In the backscattering geometry commonly used in confocal microscopy, Brillouin spectroscopy determines the complex longitudinal modulus M(ν) = M‘ (ν) + iM”(ν).
The real part of M, also known as the storage modulus M‘, reflects the material’s elastic behavior, or the energy stored within the material. On the other hand, the imaginary part of the modulus, also known as the loss modulus M”, reflects a material’s acoustic attenuation and its viscosity-like properties.
How does it work?
Brillouin spectroscopy functions similarly to other spectroscopy techniques, such as Raman spectroscopy. However, detecting the Brillouin spectrum poses more severe challenges. The Brillouin frequency shift, typically less than \(30\,\mathrm{GHz}\) (\(1\,\mathrm{cm}^{-1}\)) in biological samples, occurs very close to the pump laser frequency and is almost indistinguishable from the Rayleigh scattered light. Compounding this difficulty is the fact that Brillouin scattering is typically more than \(10^{9}\)-fold weaker than Rayleigh scattering.
These challenges impose the need for critical components. First, a laser with a narrow linewidth and low amplified spontaneous emission (ASE) is essential to minimize noise. Unlike Raman spectroscopy, where the signal is well-separated (typically \(>1\,000\,\mathrm{cm}^{-1}\)) from the Rayleigh scattered light, Brillouin detection further requires ultra-narrow and high-rejection filters capable of suppressing the elastic background light. Additionally, a spectrometer with sub-\(\mathrm{GHz}\) resolution is needed to accurately resolve the Brillouin peaks. These requirements typically lead to complex, low-throughput and bulk instrumentation.
Specto's solutions
At Specto, we aim to make Brillouin spectroscopy accessible to everyone interested in measuring micromechanical properties.
Our groundbreaking solutions help research users to easily acquire relevant spectral data, making Brillouin spectroscopy more accessible and adaptable to a wide range of biomedical and industrial applications.

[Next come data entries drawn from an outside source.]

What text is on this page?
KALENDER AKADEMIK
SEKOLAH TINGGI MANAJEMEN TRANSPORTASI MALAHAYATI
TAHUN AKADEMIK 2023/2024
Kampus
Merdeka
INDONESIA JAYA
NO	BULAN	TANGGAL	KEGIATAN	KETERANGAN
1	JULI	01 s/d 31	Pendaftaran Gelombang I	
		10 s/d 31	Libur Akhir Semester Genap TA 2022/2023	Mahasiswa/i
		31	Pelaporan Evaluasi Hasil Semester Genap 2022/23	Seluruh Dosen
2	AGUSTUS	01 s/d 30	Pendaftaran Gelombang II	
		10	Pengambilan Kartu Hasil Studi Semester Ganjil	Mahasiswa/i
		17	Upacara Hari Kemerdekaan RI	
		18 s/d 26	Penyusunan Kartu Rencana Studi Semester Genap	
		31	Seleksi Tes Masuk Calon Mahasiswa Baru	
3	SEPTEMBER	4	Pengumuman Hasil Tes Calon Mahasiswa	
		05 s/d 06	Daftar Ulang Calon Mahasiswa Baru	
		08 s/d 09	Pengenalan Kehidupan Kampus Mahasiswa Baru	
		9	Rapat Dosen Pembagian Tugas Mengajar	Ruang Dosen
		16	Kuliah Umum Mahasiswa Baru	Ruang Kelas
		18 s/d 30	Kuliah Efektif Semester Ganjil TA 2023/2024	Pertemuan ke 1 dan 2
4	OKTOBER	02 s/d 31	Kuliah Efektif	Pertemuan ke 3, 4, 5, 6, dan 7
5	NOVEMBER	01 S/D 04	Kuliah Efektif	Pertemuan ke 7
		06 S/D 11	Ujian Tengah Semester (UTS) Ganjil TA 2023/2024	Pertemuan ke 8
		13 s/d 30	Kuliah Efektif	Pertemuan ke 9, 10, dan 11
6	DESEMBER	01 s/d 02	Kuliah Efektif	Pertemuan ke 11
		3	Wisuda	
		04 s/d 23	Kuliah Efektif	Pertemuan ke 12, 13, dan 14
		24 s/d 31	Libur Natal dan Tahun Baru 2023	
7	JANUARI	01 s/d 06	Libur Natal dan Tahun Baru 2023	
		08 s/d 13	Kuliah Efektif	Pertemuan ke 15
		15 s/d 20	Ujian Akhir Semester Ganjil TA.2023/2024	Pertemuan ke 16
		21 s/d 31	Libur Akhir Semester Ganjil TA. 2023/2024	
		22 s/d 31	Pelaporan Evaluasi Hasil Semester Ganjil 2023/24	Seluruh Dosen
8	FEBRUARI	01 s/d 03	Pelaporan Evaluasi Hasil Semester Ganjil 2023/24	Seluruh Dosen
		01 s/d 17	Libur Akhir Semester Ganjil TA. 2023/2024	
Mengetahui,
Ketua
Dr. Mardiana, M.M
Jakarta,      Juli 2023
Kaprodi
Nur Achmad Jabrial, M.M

ON-CHIP BRILLOUIN SPECTROMETERS
We are developing groundbreaking solutions, such as on-chip Brillouin spectrometers, leveraging photonic integrated circuits, that provides extreme miniaturization, ease of use and portability. This technology permits eliminating the need of aligning optical parts and providing superior stability and compactness.
HIGH-REJECTION BIPD FILTER
Additionally, our proprietary high-rejection BIPD optical filter enhances the detection of Brillouin spectra, even in highly turbid materials. This Specto’s proprietary technology uses birefringent crystals to effectively reject the unwanted Rayleigh scattering with an extinction ratio of by >60 dB.